CHP questions plans to change Ankara’s architecture
Emine Kart - ANKARA
AFP photo
An Ankara deputy from Turkey’s main opposition party has questioned whether the president and the government were aiming to erase traces of the republic era in the capital city via a conscious policy.In a parliamentary motion presented to Parliament Speaker İsmail Kahraman’s office on July 10, Republican People’s Party (CHP) Ankara deputy Necati Yılmaz recalled recently delivered remarks by President Recep Tayyip Erdoğan concerning the architecture of Ankara.
Erdoğan’s remarks, which were delivered at the Fatih Sultan Mehmet Vakıf University’s graduation ceremony for the 2015-2016 academic year in June, have appeared in the press, Yılmaz said in his motion.
“Despite having been declared as the capital city of our republic, Ankara is a city which has not been equipped with works that would contribute to our culture and our history - except the parliament and a limited number of buildings. To overcome this we decided to equip the city with works which would integrate the Seljuk and Ottoman architecture with contemporary needs. I believe that we accomplished this by adding the Beştepe Külliyesi [presidential palace complex] to many of our other firsts in the history of our republic,” Erdoğan said at the ceremony on June 22, to which Yılmaz referred in his motion.
Yılmaz then listed a series of questions to be answered by Prime Minister Binali Yıldırım.
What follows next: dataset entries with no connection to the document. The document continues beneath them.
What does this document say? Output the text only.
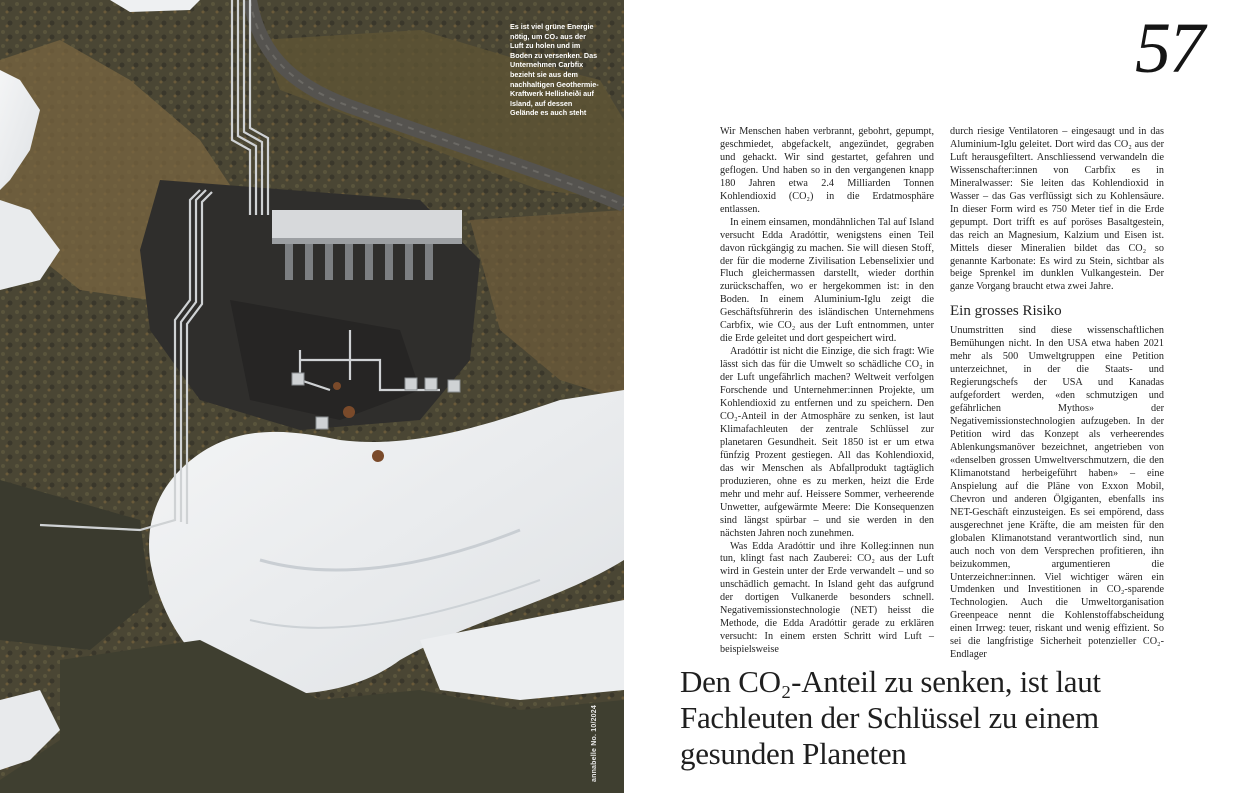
Es ist viel grüne Energie nötig, um CO₂ aus der Luft zu holen und im Boden zu versenken. Das Unternehmen Carbfix bezieht sie aus dem nachhaltigen Geothermie-Kraftwerk Hellisheiði auf Island, auf dessen Gelände es auch steht
annabelle No. 10/2024
57

Wir Menschen haben verbrannt, gebohrt, gepumpt, geschmiedet, abgefackelt, angezündet, gegraben und gehackt. Wir sind gestartet, gefahren und geflogen. Und haben so in den vergangenen knapp 180 Jahren etwa 2.4 Milliarden Tonnen Kohlendioxid (CO₂) in die Erdatmosphäre entlassen.

In einem einsamen, mondähnlichen Tal auf Island versucht Edda Aradóttir, wenigstens einen Teil davon rückgängig zu machen. Sie will diesen Stoff, der für die moderne Zivilisation Lebenselixier und Fluch gleichermassen darstellt, wieder dorthin zurückschaffen, wo er hergekommen ist: in den Boden. In einem Aluminium-Iglu zeigt die Geschäftsführerin des isländischen Unternehmens Carbfix, wie CO₂ aus der Luft entnommen, unter die Erde geleitet und dort gespeichert wird.

Aradóttir ist nicht die Einzige, die sich fragt: Wie lässt sich das für die Umwelt so schädliche CO₂ in der Luft ungefährlich machen? Weltweit verfolgen Forschende und Unternehmer:innen Projekte, um Kohlendioxid zu entfernen und zu speichern. Den CO₂-Anteil in der Atmosphäre zu senken, ist laut Klimafachleuten der zentrale Schlüssel zur planetaren Gesundheit. Seit 1850 ist er um etwa fünfzig Prozent gestiegen. All das Kohlendioxid, das wir Menschen als Abfallprodukt tagtäglich produzieren, ohne es zu merken, heizt die Erde mehr und mehr auf. Heissere Sommer, verheerende Unwetter, aufgewärmte Meere: Die Konsequenzen sind längst spürbar – und sie werden in den nächsten Jahren noch zunehmen.

Was Edda Aradóttir und ihre Kolleg:innen nun tun, klingt fast nach Zauberei: CO₂ aus der Luft wird in Gestein unter der Erde verwandelt – und so unschädlich gemacht. In Island geht das aufgrund der dortigen Vulkanerde besonders schnell. Negativemissionstechnologie (NET) heisst die Methode, die Edda Aradóttir gerade zu erklären versucht: In einem ersten Schritt wird Luft – beispielsweise

durch riesige Ventilatoren – eingesaugt und in das Aluminium-Iglu geleitet. Dort wird das CO₂ aus der Luft herausgefiltert. Anschliessend verwandeln die Wissenschafter:innen von Carbfix es in Mineralwasser: Sie leiten das Kohlendioxid in Wasser – das Gas verflüssigt sich zu Kohlensäure. In dieser Form wird es 750 Meter tief in die Erde gepumpt. Dort trifft es auf poröses Basaltgestein, das reich an Magnesium, Kalzium und Eisen ist. Mittels dieser Mineralien bildet das CO₂ so genannte Karbonate: Es wird zu Stein, sichtbar als beige Sprenkel im dunklen Vulkangestein. Der ganze Vorgang braucht etwa zwei Jahre.

Ein grosses Risiko

Unumstritten sind diese wissenschaftlichen Bemühungen nicht. In den USA etwa haben 2021 mehr als 500 Umweltgruppen eine Petition unterzeichnet, in der die Staats- und Regierungschefs der USA und Kanadas aufgefordert werden, «den schmutzigen und gefährlichen Mythos» der Negativemissionstechnologien aufzugeben. In der Petition wird das Konzept als verheerendes Ablenkungsmanöver bezeichnet, angetrieben von «denselben grossen Umweltverschmutzern, die den Klimanotstand herbeigeführt haben» – eine Anspielung auf die Pläne von Exxon Mobil, Chevron und anderen Ölgiganten, ebenfalls ins NET-Geschäft einzusteigen. Es sei empörend, dass ausgerechnet jene Kräfte, die am meisten für den globalen Klimanotstand verantwortlich sind, nun auch noch von dem Versprechen profitieren, ihn beizukommen, argumentieren die Unterzeichner:innen. Viel wichtiger wären ein Umdenken und Investitionen in CO₂-sparende Technologien. Auch die Umweltorganisation Greenpeace nennt die Kohlenstoffabscheidung einen Irrweg: teuer, riskant und wenig effizient. So sei die langfristige Sicherheit potenzieller CO₂-Endlager

Den CO₂-Anteil zu senken, ist laut Fachleuten der Schlüssel zu einem gesunden Planeten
“Has there been any decision taken by the government to equip Ankara, as Erdoğan mentioned, with modern works of Seljuk and Ottoman architecture integrated with contemporary needs? If so, when was this [decision] taken [and] by which institution or institutions? Which areas are included to equip the capital with Seljuk and Ottoman architecture? In this context, what will be done? Is equipping Ankara with a structure similar to the Beştepe Külliyesi… on the agenda? If so, what are the details?” he asked.
Erdoğan moved into the huge and controversial new presidential palace in 2014.
The cost of the palace, which amounted to at least 1.37 billion Turkish Liras ($615 million), as well as the legality of building it inside the supposedly officially protected Atatürk Forest Farm, were both criticized by the opposition.
Erdoğan refers to the complex, where he has hosted several cabinet meetings, as the “Presidential Külliye,” in reference to the Ottoman tradition of having a mosque surrounded by various public facilities.